Amongst other case studies, he describes IDEO's re-design of Amtrak's Acela Express: how IDEO declined an RFP for redesigning train interiors in favour of redesigning the entire service, starting with "learning about routes, timetables, costs" through 10 stages to "Continuing the journey" (how true - I would use UK long distance train services far more if I could hire a car at my destination as simply as I can at an airport), and Apple's iPod and iTunes, both illustrating roads to commercial success that involve thinking of the offering as a system and its delivery as an extended service.
I found an equally coherent but somewhat contrasting perspective in Journey to the Interface, a pamphlet published back in 2006 by Demos and Engine Service Design.
They take a more humanist approach:
Service designers do not see service as something that can be reduced to a commodity. They focus on how people actually experience services, in order to understand how large service organisations can create better relationships with their users and customers.This model is not necessarily incompatible with the Don's - early on we get a little BUPA case study, which ends:
Experiences and relationships are the recurring themes of this pamphlet.
A tangible change that has emerged from doing this exercise regularly is that customers calling to discuss their hospital visit are now offered a checklist of things that other people in similar situations have asked. This was introduced after BUPA realised that people often didn’t know what to ask when the call finished with the question ‘is there anything else I can help you with?’ Alison, again: "You have to do as much as possible to manage getting into people’s shoes – psychologically, emotionally, physically"
Although the terminology is different, this example fits right in Don Norman's emphasis on ensuring that the user develops a mental model which includes understanding the most relevant future options.
Two things that distinguish the Demos / Engine Service Design approach from Don Norman's are,
[1] the emphasis on relationships, egThe picture of service is no less complex from the interface as it is from a systemic perspective. What is different, however, is that the interface focuses on how people and services relate, not simply the shape of existing services.
and [2], the emphasis on co-production, eg:
Service designers focus on a specific kind of engagement:
engagement at the interface. Deliberation has to take place at the point of delivery to create the kind of engagement required for co-production – that where people are mobilised, coached, and
encouraged to participate in the ‘common enterprise’ of generating positive outcomes.
A point shared by both publications is the difficulty of measuring (and thus funding) the value of services which are designed to provide long-term or preventative outcomes - I would like to have seen some discussion of Social Impact Bonds here, as one apparently appropriate mechanism.

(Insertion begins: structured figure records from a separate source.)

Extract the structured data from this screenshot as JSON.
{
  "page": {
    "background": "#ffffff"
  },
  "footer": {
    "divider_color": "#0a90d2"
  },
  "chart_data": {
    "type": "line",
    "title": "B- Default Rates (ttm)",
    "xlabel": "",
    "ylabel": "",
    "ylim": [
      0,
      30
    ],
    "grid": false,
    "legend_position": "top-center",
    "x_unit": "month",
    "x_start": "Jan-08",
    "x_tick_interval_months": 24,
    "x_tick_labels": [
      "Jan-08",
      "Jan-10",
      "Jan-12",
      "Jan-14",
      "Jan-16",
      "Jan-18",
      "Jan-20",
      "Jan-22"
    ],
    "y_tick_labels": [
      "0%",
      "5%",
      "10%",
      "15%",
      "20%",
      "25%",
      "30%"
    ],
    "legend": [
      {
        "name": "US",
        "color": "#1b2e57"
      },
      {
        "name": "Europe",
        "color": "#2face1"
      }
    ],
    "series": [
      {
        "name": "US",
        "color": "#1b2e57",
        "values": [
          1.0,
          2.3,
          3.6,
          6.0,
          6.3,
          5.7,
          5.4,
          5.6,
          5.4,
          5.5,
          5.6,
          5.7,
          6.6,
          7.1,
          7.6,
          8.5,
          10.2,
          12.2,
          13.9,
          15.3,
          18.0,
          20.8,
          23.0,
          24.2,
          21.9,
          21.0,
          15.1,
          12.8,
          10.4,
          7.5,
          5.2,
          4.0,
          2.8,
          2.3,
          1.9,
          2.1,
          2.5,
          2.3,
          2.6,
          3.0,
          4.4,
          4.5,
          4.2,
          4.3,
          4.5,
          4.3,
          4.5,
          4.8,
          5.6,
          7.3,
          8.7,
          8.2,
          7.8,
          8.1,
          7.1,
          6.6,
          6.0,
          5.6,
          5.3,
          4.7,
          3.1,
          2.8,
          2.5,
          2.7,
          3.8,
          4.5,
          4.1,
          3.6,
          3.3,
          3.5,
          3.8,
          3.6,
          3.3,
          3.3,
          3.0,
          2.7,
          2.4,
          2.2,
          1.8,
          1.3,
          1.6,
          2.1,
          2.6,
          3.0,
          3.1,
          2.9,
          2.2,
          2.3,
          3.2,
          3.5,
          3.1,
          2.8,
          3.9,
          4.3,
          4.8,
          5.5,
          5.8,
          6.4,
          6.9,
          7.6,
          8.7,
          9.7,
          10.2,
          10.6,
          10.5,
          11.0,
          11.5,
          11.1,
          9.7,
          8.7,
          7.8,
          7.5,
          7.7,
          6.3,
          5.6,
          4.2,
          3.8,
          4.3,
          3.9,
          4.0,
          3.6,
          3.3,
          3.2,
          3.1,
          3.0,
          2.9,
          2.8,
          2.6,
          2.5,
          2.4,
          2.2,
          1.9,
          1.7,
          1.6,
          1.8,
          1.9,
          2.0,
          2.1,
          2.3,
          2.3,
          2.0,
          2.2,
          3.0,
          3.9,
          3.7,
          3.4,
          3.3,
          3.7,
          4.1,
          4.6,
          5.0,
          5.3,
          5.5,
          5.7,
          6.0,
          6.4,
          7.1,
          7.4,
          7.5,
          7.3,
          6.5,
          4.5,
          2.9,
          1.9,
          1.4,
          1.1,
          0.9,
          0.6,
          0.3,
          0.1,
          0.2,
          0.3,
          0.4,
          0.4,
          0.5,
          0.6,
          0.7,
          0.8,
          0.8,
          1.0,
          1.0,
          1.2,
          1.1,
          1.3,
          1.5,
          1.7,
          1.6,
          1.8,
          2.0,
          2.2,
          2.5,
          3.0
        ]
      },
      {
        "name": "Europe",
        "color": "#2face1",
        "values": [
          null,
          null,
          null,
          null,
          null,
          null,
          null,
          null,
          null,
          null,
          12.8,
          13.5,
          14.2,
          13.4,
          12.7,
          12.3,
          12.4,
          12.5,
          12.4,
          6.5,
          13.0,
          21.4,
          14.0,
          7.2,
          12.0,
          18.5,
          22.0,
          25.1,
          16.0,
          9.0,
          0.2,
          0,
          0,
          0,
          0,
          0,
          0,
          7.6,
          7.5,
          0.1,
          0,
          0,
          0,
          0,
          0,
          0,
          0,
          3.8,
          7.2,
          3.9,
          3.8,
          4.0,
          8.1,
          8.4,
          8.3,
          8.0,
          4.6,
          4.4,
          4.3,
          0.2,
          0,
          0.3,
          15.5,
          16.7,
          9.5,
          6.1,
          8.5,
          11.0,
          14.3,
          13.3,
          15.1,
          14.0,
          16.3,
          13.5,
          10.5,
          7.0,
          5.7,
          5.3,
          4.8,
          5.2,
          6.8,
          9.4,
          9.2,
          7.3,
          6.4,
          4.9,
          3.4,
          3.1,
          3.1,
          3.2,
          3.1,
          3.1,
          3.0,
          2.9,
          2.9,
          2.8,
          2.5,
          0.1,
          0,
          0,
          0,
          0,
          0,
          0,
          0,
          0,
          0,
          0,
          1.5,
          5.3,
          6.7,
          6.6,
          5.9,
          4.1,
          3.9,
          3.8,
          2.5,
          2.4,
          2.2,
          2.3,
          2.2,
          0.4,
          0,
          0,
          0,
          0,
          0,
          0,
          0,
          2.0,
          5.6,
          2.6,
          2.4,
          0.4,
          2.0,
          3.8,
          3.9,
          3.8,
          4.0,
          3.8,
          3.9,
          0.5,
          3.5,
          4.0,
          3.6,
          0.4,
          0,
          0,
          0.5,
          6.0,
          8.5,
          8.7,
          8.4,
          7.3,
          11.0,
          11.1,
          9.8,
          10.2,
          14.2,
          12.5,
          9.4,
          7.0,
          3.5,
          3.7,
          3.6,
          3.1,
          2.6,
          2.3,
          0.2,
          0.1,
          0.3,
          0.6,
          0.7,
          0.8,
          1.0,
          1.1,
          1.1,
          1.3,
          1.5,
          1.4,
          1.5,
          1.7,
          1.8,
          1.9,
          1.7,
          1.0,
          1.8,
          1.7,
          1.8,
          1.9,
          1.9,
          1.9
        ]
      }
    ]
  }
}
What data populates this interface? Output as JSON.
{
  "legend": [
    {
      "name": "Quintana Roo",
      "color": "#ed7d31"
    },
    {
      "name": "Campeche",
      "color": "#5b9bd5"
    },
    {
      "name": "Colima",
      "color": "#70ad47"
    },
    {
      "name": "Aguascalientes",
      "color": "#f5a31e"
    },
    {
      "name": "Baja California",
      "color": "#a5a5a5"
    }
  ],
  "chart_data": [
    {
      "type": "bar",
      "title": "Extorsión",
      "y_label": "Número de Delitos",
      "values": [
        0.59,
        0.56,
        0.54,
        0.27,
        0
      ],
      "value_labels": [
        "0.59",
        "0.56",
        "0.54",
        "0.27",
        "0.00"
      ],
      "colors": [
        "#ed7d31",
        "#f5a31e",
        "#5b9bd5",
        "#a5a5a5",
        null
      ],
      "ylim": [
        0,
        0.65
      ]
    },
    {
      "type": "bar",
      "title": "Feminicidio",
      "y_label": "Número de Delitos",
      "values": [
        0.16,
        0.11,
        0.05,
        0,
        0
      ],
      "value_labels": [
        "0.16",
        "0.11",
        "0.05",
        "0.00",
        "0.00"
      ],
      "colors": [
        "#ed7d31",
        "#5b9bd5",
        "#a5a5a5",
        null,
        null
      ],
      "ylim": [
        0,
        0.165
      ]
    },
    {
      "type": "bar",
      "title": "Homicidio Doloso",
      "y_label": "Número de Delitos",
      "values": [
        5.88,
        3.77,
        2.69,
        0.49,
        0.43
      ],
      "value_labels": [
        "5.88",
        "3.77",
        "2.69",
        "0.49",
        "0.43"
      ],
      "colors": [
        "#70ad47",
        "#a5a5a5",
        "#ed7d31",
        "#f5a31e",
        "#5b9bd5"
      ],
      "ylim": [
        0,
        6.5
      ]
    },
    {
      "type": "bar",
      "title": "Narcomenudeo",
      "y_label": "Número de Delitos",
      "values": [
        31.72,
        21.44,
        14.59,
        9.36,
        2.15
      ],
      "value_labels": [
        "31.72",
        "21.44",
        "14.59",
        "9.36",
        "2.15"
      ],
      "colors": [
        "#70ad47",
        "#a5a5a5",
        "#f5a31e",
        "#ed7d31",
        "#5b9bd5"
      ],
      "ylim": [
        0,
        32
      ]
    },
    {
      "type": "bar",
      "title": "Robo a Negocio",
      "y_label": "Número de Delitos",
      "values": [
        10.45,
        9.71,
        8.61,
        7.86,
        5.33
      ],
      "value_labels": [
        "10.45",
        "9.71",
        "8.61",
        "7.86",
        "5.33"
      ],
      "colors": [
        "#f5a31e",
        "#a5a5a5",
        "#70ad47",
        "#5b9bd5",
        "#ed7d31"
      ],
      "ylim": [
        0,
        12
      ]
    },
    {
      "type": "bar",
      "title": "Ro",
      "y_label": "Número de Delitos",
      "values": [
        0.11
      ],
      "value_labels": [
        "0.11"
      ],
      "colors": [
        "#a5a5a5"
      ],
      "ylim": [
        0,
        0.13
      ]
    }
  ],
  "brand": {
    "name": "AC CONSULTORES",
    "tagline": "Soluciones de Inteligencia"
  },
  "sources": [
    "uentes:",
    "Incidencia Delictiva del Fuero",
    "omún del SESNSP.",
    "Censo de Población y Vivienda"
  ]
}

All in all, I'd say Don Norman's book is an excellent overview of various design issues from an Interaction Design perspective. There was a common feeling at the UX Book Club London meeting I was at (IG Index - thanks Jane and Chris!) that it would be most appropriate to an interested non-designer, and in fact the Service Design chapter was found by many to be the most interesting, perhaps because we weren't, in the main, Service Designers.
On Service Design specifically, I found it a helpful snapshot, if conservative in vision. The greater ambitions of Journey to the Interface are somewhat focussed on a specific British context, but I find it entirely plausible that changing the relationship between service users and service providers could have more radical effects than changing the relationship between consumers and their products or programs, especially when achieved by techniques like co-production.